Remembering Hiroshima and Nagasaki

Published in Editorial, Issue 5 (September/October 2018), Volume 26


August 2018 marked the 73rd anniversary of the ushering in of the nuclear age, with the dropping of atomic bombs on the Japanese cities of Hiroshima (on the 6th) and Nagasaki (on the 9th). Within twenty years all five permanent members of the UN Security Council (US, USSR, UK, France and China) were nuclear-armed, with enough weapons between them to ensure the destruction of the planet several times over; we became familiar with the chillingly apt acronym MAD—‘mutually assured destruction’.

Several other states looked set to follow, provoking a worldwide demand for nuclear non-proliferation. It is to Ireland’s eternal credit—and to that of Minister for External Affairs Frank Aiken in particular—that this small state was in the vanguard of these demands. From 1958 onwards Aiken tabled a number of non-proliferation resolutions at the UN, which laid the groundwork for the Treaty on the Non-Proliferation of Nuclear Weapons (NPT) ten years later. (In recognition of his role, Aiken was the first foreign minister to sign the treaty in Moscow in July 1968.)
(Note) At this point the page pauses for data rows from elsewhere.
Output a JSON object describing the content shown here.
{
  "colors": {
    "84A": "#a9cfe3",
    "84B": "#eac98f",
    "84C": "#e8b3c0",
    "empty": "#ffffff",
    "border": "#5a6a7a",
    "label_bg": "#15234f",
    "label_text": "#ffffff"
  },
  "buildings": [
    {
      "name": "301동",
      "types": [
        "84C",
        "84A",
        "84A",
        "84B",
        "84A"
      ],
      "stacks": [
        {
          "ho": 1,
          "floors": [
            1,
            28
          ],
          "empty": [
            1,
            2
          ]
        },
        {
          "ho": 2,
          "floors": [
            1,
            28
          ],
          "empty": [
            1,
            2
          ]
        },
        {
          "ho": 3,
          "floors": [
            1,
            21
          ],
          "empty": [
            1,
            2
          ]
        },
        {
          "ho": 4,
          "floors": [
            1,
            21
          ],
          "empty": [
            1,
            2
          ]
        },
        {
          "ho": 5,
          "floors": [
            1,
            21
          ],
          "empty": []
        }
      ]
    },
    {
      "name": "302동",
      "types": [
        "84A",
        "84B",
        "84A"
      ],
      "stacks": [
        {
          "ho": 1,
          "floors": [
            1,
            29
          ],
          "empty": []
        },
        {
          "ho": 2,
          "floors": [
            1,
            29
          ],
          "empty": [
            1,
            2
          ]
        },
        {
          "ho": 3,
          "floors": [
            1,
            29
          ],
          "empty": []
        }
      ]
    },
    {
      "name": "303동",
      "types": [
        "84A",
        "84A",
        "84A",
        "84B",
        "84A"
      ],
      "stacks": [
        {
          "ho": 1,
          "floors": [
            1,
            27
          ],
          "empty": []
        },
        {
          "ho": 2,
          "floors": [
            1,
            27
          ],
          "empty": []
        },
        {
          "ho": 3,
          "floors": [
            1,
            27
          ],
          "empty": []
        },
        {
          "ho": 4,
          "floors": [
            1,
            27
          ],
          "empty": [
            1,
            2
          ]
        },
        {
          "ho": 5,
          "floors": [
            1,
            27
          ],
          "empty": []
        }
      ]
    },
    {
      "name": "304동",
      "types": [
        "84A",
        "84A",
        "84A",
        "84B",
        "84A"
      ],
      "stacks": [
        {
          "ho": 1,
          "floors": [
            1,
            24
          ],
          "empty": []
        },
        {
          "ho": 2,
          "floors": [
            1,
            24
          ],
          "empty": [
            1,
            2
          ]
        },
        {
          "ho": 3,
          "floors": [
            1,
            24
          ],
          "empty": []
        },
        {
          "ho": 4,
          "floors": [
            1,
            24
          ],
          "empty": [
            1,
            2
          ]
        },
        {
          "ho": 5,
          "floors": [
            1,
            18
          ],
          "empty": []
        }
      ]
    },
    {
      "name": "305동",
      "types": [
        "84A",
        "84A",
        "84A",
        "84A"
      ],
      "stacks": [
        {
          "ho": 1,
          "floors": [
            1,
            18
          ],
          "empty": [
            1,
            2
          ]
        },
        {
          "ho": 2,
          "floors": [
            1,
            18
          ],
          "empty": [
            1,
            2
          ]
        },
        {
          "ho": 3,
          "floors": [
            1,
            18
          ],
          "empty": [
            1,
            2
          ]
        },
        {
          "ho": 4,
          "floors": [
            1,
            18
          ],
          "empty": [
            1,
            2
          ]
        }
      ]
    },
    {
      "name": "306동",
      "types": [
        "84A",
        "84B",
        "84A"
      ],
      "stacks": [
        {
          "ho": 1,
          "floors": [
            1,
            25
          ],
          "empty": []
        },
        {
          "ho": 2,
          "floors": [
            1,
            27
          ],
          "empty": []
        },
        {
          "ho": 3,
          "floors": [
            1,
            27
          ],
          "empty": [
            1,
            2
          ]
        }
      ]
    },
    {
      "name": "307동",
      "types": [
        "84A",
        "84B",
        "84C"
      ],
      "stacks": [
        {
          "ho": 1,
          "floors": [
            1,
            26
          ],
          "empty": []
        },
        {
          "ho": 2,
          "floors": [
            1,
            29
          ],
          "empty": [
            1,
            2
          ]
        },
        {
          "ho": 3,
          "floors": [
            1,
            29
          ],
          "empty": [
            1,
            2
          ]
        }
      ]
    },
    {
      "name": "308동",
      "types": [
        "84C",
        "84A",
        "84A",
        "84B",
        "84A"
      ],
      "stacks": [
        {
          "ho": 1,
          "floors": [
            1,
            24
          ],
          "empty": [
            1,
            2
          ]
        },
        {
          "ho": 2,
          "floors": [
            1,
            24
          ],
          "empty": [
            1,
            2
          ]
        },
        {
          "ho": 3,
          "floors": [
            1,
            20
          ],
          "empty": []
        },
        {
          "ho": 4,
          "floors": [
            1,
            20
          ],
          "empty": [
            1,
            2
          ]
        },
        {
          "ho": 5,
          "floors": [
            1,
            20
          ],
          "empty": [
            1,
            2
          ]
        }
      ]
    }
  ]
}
While other states did subsequently acquire nuclear weapons (India, Pakistan and probably Israel), the NPT continues to be the cornerstone of the nuclear non-proliferation regime. Current concern has focused on the possibility of a ‘rogue’ state acquiring nuclear weapons, but the focus on proliferation and so-called ‘rogue’ states ignores the fact that 99% of the world’s nuclear weapons are in the hands of either the US or Russia, whose respective current foreign policies can hardly be described as ‘responsible’. The former has withdrawn from the Paris climate agreement, torn up the painstakingly negotiated Iran nuclear deal and generally adopted a simplistic zero-sum approach to foreign policy, while the latter has shown no respect for the sovereignty of its neighbours, with armed interventions in Georgia and Ukraine, including the annexation of Crimea, as well as an ongoing cyber war against sovereign states worldwide. ‘Roguish’ behavour in both cases, surely?

Meanwhile, the technology of mass destruction has not been standing still. Recently China claimed to have successfully tested a hypersonic aircraft that could eventually be used to deliver warheads at six times the speed of sound. The US and Russia are not far behind in developing similar weapons, whose manoeuvrability and speed will make them difficult, if not impossible, to intercept, thus opening up the possibility of a pre-emptive strike. Frank Aiken must be turning in his grave!